Couple of things to consider.

1. How large are the cracks and where do they originate? They should likely be fixed and filled prior to applying the flooring.

2. You would be well served to consider another flooring type. Carpet (espcially depending on the moisture content and climate) is not recommended.

Answered 6 years ago by WoWHomeSolutions


I would patch the cracks and unless it is a walk out basement would consider vinyl sheet goods or tile, some of the better laminate flooring , paint or epoxy finish and indoor outdoor carpet probably in that order. You should patch the cracks anyway and even if no leaks are present in the basement they can be damp so you do not want anything that might harbor or promote mold.


Answered 6 years ago by ContractorDon


Do a carpet over pad, make sure you have no leakage from walls and floor, patch the cracks with a elastic type filler and use a 6lb to 8lb rebond pad! Pat All Carpet Repair

Answered 6 years ago by patsnyder


Make sure the cracks are not going to get worse more than not it settling. use a elastic fille for cracks. Find out if there has been any leakage, if ok, do a carpet over pad its done all the time,Use a 6lb or8lb rebond pad if you want you can even put down a plasic barrior under pad, that what i did. My carpet has been in my finished basement for fifteen years, i did have a small waterleak from my water heater but caught it in time .Pat All Carpet Repair

Answered 6 years ago by patsnyder


Of course, as others say, seal cracks first with expansive grout or elastomeric sealant, and grind down any raised edges to approximtely flat.

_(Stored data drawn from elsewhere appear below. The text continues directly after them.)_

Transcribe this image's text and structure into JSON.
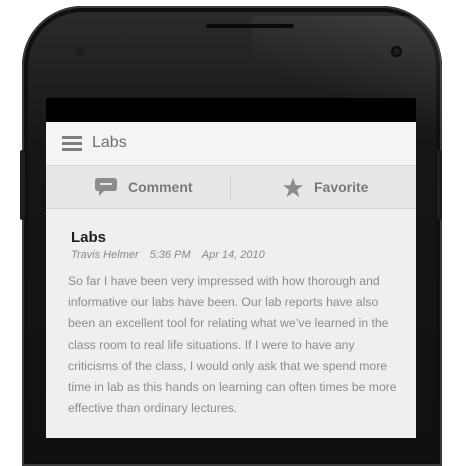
{
  "app": {
    "title": "Labs"
  },
  "actions": {
    "comment_label": "Comment",
    "favorite_label": "Favorite",
    "comment_icon": "comment-bubble-icon",
    "favorite_icon": "star-icon"
  },
  "post": {
    "title": "Labs",
    "author": "Travis Helmer",
    "time": "5:36 PM",
    "date": "Apr 14, 2010",
    "body": "So far I have been very impressed with how thorough and informative our labs have been. Our lab reports have also been an excellent tool for relating what we’ve learned in the class room to real life situations. If I were to have any criticisms of the class, I would only ask that we spend more time in lab as this hands on learning can often times be more effective than ordinary lectures."
  },
  "colors": {
    "screen_bg": "#efefef",
    "action_bar": "#f4f4f4",
    "button_row": "#e7e7e7",
    "icon_gray": "#8c8c8c"
  }
}
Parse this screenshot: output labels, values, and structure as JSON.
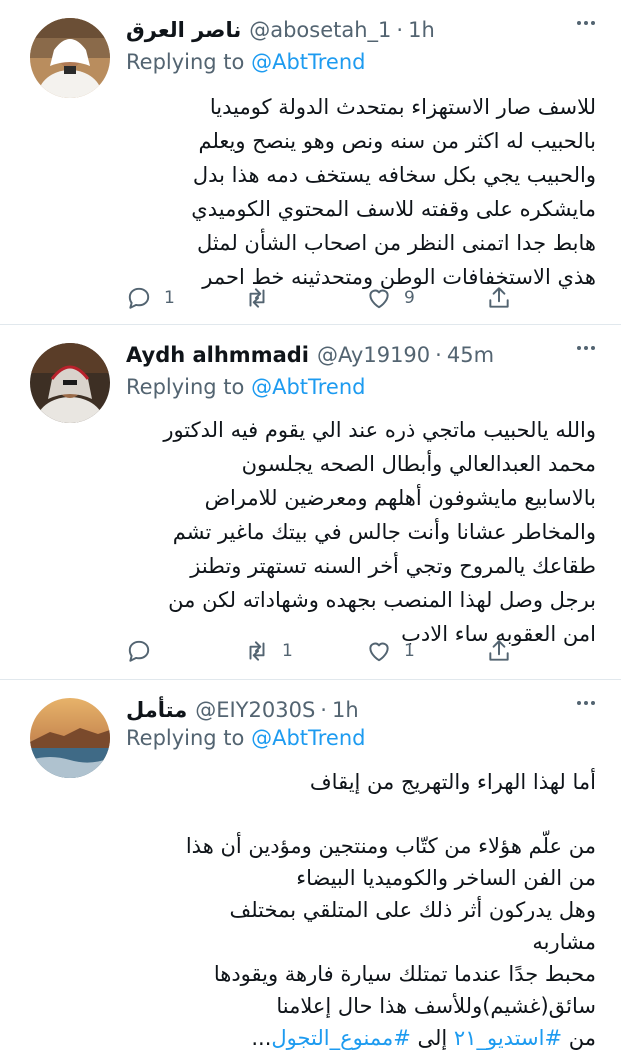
{
  "mention_color": "#1d9bf0",
  "tweets": [
    {
      "name": "ناصر العرق",
      "handle": "@abosetah_1",
      "dot": "·",
      "time": "1h",
      "replying_prefix": "Replying to ",
      "replying_to": "@AbtTrend",
      "lines": [
        "للاسف صار الاستهزاء بمتحدث الدولة كوميديا",
        "بالحبيب له اكثر من سنه ونص وهو ينصح ويعلم",
        "والحبيب يجي بكل سخافه يستخف دمه هذا بدل",
        "مايشكره على وقفته للاسف المحتوي الكوميدي",
        "هابط جدا  اتمنى النظر من اصحاب الشأن لمثل",
        "هذي الاستخفافات الوطن ومتحدثينه خط احمر"
      ],
      "reply_count": "1",
      "retweet_count": "",
      "like_count": "9"
    },
    {
      "name": "Aydh alhmmadi",
      "handle": "@Ay19190",
      "dot": "·",
      "time": "45m",
      "replying_prefix": "Replying to ",
      "replying_to": "@AbtTrend",
      "lines": [
        "والله يالحبيب ماتجي ذره عند الي يقوم فيه الدكتور",
        "محمد العبدالعالي وأبطال الصحه يجلسون",
        "بالاسابيع مايشوفون أهلهم ومعرضين للامراض",
        "والمخاطر عشانا وأنت جالس في بيتك ماغير تشم",
        "طقاعك يالمروح وتجي أخر السنه تستهتر وتطنز",
        "برجل وصل لهذا المنصب بجهده وشهاداته لكن من",
        "امن العقوبه ساء الادب"
      ],
      "reply_count": "",
      "retweet_count": "1",
      "like_count": "1"
    },
    {
      "name": "متأمل",
      "handle": "@EIY2030S",
      "dot": "·",
      "time": "1h",
      "replying_prefix": "Replying to ",
      "replying_to": "@AbtTrend",
      "lines": [
        "أما لهذا الهراء والتهريج من إيقاف",
        "",
        "من علّم هؤلاء من كتّاب ومنتجين ومؤدين أن هذا",
        "من الفن الساخر والكوميديا البيضاء",
        "وهل يدركون أثر ذلك على المتلقي بمختلف",
        "مشاربه",
        "محبط جدًا عندما تمتلك سيارة فارهة ويقودها",
        "سائق(غشيم)وللأسف هذا حال إعلامنا"
      ],
      "last_line": {
        "prefix": "من ",
        "hashtag1": "#استديو_٢١",
        "middle": " إلى ",
        "hashtag2": "#ممنوع_التجول",
        "ellipsis": "..."
      }
    }
  ]
}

My recommendation, and from experience in my house - especially if your rooms are typical sized, not one enormous total-basement room - put down 6 mil vapor barrier plastic sheeting, sealed at the walls with construction advesive or double-sided vapor barrier tape, THEN roll out carpet pad and carpet over that. I have put in a number like that with foam padding and zero carpet stretching or edge nail strips that hae worked fine. The foam pad adheres to the vapor barrier and prevents bunching of the carpet, and that way it is easy to roll up and take out if it ever gets wet from a water leak coming either from basement slab or walls, or from piping.

Of course, this no-nail strip method does not work in areas with aggressive foot traffic like pre-teen or teenage kids rec rooms, rooms where a lot of foot scrunching goes on like using a Wi for simulated game playing or ping pong or such. DO fasten down well under a transition strip at door, and one place on opposite wall from door to prevent progressive migration toward or away from the door.

This methdo also works well in bedrooms, especially if held down by furniture - but will NOT work in normal hall or family room/living room environment due to the volume of traffic and frequent travel in the exact same directions.